I apologize for my lack of blogs over the past few weeks, we are still working seven days a week trying to keep up with demand. We have been working on more than two dozen school security assessment projects, keynoting conferences each week and working on many other short notice school security projects.
As mentioned in an earlier blog, our analysts having been noticing some disturbing trends during our school security assessments since the tragic school shooting in Newtown. We have run hundreds of one on one school crisis simulations using video and scripted scenarios since the Sandy Hook school shooting and are continuing to see some reactions of great concern. The effects of stress in crisis situations are well documented and are often observed in these simulations. We are continuing to see school staff react by stating that they would attack or otherwise try to physically disarm individuals who are brandishing a weapon but who are not depicted as an active shooter. Test subjects have chosen these options for a student holding a gun to his head and threatening to kill himself, scenarios where they have been posed with a scenario of a man with a gun approaching the school and seventy five yards from the building and in a number of other instances where it would clearly make the situation worse to confront the aggressor.

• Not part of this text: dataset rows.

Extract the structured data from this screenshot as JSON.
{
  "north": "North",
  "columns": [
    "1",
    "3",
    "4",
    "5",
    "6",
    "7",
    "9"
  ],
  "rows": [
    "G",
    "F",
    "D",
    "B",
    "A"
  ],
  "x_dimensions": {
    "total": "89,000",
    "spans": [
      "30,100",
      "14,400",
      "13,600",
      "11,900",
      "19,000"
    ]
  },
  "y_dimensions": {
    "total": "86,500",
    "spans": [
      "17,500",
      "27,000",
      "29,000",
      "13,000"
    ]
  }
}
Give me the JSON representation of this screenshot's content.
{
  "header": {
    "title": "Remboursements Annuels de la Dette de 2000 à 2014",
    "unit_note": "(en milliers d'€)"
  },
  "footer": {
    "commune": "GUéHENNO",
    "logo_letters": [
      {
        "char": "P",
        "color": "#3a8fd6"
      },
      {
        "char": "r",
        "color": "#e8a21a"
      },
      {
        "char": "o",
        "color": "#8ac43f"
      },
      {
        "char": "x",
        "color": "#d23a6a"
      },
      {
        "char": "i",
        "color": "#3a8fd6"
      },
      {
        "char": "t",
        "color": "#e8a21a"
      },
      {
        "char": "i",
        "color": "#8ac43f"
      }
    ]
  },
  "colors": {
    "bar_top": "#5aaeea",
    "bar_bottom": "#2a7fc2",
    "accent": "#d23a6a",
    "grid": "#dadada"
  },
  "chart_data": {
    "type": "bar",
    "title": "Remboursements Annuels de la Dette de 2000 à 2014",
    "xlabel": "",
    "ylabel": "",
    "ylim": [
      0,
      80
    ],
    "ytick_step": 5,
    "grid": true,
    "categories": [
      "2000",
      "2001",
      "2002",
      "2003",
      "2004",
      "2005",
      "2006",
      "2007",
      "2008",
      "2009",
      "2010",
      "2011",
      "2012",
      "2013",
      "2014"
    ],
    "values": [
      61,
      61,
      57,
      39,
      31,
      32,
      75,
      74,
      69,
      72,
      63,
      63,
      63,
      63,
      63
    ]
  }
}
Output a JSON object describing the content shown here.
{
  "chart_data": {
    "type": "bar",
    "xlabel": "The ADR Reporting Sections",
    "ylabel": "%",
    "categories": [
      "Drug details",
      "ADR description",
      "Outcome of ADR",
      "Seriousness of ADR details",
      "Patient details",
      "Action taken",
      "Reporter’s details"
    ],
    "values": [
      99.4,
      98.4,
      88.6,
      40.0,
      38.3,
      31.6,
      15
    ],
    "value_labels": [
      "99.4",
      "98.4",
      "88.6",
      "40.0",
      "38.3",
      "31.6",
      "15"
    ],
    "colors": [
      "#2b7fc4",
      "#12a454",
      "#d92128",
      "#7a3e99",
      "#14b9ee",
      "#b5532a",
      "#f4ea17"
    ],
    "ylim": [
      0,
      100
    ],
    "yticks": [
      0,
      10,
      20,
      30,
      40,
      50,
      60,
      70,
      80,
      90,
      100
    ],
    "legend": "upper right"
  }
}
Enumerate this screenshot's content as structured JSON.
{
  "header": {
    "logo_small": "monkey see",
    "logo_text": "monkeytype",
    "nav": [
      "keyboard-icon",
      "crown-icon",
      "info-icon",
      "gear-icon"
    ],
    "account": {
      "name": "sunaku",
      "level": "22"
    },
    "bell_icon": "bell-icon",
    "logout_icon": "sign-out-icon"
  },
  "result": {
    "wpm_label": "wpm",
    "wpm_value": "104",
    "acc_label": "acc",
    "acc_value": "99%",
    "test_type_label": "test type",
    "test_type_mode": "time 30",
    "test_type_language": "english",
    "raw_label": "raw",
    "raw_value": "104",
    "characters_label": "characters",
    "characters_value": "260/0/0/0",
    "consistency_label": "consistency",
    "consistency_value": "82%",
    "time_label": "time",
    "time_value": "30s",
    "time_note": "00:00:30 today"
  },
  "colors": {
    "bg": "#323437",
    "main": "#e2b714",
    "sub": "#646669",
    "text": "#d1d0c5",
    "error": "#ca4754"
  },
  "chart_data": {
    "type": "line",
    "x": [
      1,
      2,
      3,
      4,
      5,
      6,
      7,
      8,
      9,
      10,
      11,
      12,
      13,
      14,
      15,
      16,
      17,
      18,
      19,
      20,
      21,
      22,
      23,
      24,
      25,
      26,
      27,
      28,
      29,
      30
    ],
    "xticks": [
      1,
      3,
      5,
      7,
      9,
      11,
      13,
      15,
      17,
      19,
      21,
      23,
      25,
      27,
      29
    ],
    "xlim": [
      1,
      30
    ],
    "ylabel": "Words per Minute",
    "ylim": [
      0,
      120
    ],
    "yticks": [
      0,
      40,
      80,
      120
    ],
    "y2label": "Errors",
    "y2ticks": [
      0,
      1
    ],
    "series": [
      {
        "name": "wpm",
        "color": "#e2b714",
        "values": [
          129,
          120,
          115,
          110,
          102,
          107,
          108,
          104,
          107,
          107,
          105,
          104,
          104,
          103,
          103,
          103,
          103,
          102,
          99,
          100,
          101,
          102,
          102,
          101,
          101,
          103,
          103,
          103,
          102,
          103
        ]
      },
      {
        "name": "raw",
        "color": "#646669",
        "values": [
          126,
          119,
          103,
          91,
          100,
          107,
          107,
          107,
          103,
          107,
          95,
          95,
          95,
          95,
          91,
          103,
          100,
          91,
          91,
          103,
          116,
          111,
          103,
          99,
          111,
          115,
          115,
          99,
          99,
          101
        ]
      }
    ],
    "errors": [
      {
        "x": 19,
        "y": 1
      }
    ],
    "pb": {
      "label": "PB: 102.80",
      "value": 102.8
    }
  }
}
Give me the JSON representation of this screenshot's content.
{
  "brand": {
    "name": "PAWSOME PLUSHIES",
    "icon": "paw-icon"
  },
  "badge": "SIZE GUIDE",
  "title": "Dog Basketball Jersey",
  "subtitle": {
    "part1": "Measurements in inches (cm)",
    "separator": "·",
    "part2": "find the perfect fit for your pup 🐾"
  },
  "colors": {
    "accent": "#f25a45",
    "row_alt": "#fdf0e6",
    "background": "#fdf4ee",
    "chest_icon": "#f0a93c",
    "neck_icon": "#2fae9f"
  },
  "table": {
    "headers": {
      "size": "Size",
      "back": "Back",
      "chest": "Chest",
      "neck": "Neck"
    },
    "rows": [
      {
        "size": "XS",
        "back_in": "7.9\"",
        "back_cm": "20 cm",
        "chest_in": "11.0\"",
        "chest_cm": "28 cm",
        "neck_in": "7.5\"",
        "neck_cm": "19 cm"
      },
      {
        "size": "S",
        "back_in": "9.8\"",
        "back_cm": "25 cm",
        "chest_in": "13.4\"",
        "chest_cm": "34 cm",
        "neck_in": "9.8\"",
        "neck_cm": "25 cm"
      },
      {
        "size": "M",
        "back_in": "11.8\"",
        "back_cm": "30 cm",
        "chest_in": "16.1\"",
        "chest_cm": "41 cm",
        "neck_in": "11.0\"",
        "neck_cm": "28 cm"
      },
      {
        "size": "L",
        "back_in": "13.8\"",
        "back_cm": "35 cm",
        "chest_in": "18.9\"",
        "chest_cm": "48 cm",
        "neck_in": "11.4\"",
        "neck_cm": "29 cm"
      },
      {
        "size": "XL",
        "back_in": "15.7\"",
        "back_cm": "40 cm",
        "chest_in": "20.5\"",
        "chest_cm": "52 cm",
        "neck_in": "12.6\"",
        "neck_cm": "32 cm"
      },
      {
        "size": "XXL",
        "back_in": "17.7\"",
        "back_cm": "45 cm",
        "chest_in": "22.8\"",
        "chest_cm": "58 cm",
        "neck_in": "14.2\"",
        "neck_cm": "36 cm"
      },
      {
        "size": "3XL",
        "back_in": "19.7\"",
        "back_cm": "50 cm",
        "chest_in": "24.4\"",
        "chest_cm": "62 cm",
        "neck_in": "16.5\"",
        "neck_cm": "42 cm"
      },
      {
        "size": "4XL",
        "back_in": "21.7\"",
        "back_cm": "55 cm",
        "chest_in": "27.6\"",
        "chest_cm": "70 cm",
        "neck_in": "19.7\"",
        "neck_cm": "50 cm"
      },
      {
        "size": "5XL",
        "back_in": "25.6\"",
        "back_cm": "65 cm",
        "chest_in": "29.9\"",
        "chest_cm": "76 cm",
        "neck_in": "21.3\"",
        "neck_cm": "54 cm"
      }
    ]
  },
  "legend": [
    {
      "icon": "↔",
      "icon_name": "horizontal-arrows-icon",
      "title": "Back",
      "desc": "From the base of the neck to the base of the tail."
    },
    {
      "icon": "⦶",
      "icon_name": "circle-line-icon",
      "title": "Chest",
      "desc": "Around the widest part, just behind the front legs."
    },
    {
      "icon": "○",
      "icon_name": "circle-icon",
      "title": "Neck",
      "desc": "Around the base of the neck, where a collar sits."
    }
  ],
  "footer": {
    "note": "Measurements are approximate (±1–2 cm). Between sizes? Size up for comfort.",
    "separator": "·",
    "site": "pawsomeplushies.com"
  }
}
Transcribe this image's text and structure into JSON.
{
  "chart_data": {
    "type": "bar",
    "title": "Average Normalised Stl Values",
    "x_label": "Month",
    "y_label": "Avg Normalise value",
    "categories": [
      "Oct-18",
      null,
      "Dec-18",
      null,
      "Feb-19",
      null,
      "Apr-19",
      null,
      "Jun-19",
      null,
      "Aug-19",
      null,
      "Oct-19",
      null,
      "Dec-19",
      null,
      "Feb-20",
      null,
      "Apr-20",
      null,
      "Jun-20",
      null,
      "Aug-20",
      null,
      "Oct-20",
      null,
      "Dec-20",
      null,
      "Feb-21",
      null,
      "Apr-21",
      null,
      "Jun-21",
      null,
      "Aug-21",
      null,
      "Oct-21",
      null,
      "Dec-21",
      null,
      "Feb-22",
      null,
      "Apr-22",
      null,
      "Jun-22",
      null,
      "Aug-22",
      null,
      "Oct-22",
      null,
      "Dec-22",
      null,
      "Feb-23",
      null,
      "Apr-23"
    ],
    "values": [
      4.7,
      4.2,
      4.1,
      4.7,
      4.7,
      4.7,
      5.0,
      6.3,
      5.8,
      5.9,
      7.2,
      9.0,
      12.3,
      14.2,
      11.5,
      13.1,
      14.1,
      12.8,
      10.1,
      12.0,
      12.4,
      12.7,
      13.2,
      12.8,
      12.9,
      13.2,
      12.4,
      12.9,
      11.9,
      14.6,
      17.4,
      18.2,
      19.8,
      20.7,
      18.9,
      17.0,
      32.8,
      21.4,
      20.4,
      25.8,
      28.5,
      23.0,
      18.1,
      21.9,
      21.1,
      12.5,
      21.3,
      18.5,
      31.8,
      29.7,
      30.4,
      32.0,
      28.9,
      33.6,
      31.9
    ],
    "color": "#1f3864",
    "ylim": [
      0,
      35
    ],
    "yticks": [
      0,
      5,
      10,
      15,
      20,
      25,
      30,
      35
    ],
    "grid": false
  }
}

We encourage our clients to observe the crisis simulations during our school security assessments and they typically opt to do so. They are continually amazed at what they see during this critical portion of the assessment process. Concepts that may look fine in a training session or during drills where the administrator provides the instructions to take action, often fail under actual field conditions. Improving the ability of individual staff members to make appropriate life and death decisions quickly and without waiting for approval from a supervisor may be one of the best opportunities we have to reduce mass casualty loss of human life in our schools. Take the time to use valid testing methodologies to evaluate what your employees are likely to do under stress rather than what we might assume they would do.